Comments from original on judyrees.co.uk
Larry
24 April 2014
Judy,
It would seem there is a preset outcome or expectancy of the people who are challenging the use of ‘and what would you like to have happen’ … seems like an open statement … request for clarity … options abound
do they have a specific outcome in mind with their client in order to have challenged your intentions? my first thought 🙂
The challenge seems a bit off from the purpose of the session being CLEAN – the client’s understanding of self at a ‘deeper level’ – assuming that is an ok ‘outcome’ … allowing the client to have thoughts of something other than what they have – not an outcome as much as an understanding – what can I keep, what should I change?
I did not consider when you asked me that question as specifically outcome based as much as exploring alternative thoughts – ‘if you are not satisfied with this, what options do you have’ or ‘what else could it be if not that?’
asking myself this question opens my thoughts to options – ‘Oh, can I have a different result than what I have now?
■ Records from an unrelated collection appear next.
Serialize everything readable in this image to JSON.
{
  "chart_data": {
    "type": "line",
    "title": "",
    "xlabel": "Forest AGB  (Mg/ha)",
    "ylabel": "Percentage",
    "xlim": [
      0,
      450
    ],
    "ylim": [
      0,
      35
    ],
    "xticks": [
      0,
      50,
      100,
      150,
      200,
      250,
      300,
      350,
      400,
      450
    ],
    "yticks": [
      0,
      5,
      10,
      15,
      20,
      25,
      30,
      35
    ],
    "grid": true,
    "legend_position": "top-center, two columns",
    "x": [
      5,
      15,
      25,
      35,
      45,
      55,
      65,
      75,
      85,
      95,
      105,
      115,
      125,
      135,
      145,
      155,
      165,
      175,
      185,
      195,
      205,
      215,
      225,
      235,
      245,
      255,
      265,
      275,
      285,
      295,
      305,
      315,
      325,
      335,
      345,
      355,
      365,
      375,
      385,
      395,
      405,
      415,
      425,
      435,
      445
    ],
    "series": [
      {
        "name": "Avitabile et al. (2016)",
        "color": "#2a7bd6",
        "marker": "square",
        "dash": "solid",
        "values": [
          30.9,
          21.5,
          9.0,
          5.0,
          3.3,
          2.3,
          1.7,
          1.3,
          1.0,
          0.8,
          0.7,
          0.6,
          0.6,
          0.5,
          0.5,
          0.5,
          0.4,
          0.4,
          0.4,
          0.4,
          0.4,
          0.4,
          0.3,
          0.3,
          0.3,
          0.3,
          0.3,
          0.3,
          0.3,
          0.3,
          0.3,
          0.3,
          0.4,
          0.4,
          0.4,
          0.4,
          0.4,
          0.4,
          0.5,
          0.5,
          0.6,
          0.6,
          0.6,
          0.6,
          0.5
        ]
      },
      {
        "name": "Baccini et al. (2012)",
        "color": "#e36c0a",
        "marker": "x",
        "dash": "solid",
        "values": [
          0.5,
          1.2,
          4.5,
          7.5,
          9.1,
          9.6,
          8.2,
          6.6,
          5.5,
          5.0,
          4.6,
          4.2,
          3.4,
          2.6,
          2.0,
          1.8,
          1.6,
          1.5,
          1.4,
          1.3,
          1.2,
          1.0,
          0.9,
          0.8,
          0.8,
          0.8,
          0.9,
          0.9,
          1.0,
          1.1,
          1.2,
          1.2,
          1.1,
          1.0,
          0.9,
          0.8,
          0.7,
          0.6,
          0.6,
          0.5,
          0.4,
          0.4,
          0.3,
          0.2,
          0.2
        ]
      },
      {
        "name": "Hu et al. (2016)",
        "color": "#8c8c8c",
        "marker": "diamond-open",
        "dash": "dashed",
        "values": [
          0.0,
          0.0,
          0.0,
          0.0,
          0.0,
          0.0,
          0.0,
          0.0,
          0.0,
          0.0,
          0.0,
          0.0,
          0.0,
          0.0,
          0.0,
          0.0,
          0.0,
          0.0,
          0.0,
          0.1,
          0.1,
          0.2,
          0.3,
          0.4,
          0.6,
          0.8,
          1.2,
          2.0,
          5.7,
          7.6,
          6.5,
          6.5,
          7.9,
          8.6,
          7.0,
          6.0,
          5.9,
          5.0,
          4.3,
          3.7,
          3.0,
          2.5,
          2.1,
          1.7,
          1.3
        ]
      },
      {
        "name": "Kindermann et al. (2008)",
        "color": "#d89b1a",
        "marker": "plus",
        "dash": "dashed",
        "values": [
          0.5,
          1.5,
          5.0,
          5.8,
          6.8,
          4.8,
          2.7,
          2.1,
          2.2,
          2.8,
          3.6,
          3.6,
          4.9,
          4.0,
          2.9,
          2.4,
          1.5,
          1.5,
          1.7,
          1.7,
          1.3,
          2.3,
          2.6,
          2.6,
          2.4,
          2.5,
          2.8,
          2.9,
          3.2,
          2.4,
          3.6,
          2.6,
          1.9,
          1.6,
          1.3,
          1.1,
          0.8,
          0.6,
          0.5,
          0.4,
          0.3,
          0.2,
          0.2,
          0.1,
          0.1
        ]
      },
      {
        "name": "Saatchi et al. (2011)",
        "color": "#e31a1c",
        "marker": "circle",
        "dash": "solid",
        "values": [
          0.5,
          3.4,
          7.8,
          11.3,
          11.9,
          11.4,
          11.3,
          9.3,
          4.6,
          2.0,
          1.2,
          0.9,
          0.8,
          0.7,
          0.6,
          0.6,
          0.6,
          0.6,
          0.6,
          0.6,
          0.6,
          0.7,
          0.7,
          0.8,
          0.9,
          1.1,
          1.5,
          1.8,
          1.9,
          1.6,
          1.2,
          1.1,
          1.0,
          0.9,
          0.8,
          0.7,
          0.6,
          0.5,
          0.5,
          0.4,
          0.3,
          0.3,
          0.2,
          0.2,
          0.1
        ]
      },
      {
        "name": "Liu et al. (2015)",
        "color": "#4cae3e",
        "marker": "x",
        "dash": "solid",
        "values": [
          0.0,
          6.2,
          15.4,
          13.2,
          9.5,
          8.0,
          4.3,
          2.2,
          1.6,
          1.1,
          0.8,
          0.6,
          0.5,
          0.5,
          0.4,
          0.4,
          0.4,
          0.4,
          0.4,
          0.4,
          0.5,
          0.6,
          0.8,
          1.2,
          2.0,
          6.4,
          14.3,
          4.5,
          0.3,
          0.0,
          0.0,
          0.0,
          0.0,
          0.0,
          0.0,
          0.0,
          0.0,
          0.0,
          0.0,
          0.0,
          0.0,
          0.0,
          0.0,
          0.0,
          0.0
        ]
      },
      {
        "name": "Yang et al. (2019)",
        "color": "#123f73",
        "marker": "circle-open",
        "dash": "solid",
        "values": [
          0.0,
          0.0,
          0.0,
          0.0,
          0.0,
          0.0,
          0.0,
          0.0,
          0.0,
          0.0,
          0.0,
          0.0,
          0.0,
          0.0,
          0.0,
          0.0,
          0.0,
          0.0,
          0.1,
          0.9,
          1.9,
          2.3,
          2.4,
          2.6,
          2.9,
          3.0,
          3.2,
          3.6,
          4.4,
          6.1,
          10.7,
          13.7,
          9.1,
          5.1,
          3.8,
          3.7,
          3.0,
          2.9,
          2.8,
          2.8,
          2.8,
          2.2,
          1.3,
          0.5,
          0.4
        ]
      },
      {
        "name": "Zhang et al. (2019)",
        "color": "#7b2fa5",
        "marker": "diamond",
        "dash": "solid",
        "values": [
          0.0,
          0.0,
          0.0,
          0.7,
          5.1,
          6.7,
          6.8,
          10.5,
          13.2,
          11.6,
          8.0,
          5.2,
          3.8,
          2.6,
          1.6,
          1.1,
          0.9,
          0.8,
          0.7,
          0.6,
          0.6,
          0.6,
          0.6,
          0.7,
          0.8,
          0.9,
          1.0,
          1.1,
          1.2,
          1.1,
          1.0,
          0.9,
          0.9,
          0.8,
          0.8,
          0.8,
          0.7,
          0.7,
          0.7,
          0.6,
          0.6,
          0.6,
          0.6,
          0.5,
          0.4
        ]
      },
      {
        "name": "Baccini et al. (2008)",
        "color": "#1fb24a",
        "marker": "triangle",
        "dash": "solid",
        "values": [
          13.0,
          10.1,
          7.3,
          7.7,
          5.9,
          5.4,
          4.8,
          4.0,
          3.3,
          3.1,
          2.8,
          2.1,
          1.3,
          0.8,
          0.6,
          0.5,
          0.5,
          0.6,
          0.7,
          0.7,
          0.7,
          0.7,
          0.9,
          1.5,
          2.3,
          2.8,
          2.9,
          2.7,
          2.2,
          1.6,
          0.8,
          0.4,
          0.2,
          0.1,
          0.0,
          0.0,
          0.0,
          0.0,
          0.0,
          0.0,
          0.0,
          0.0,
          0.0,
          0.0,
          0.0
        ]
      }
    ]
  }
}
Hmmm …
Words have such varied meaning with different people so I think your asking is allowing for the exploration of meaning within self – not specific outcome based out side of self 🙂
perhaps the meaning of the word ‘Outcome’ is in question
perhaps it is my NLP training 🙂
love your blogs
James Lawley
28 April 2014
It’s a great subject to consider Judy.
I’ve found that some clients can get fed up if the coach asks “And what would you like to have happen?” too often – especially if the client thinks they have answered the question. To them it seems like they are not being listen too (and in some ways they are not).
One of the main times NOT to work with a desired outcome is when the client doesn’t have one, or can’t specify one, or they have one but they have a problem describing it.
In these cases continuing to ask “And what would you like to have happen?” puts the client in a bind.
These situations are more common in psychotherapy than they are in coaching where (in my 20+ years experience of both) they are rare.
Earlier this year I wrote a couple of blogs about such situations, and how to work with them.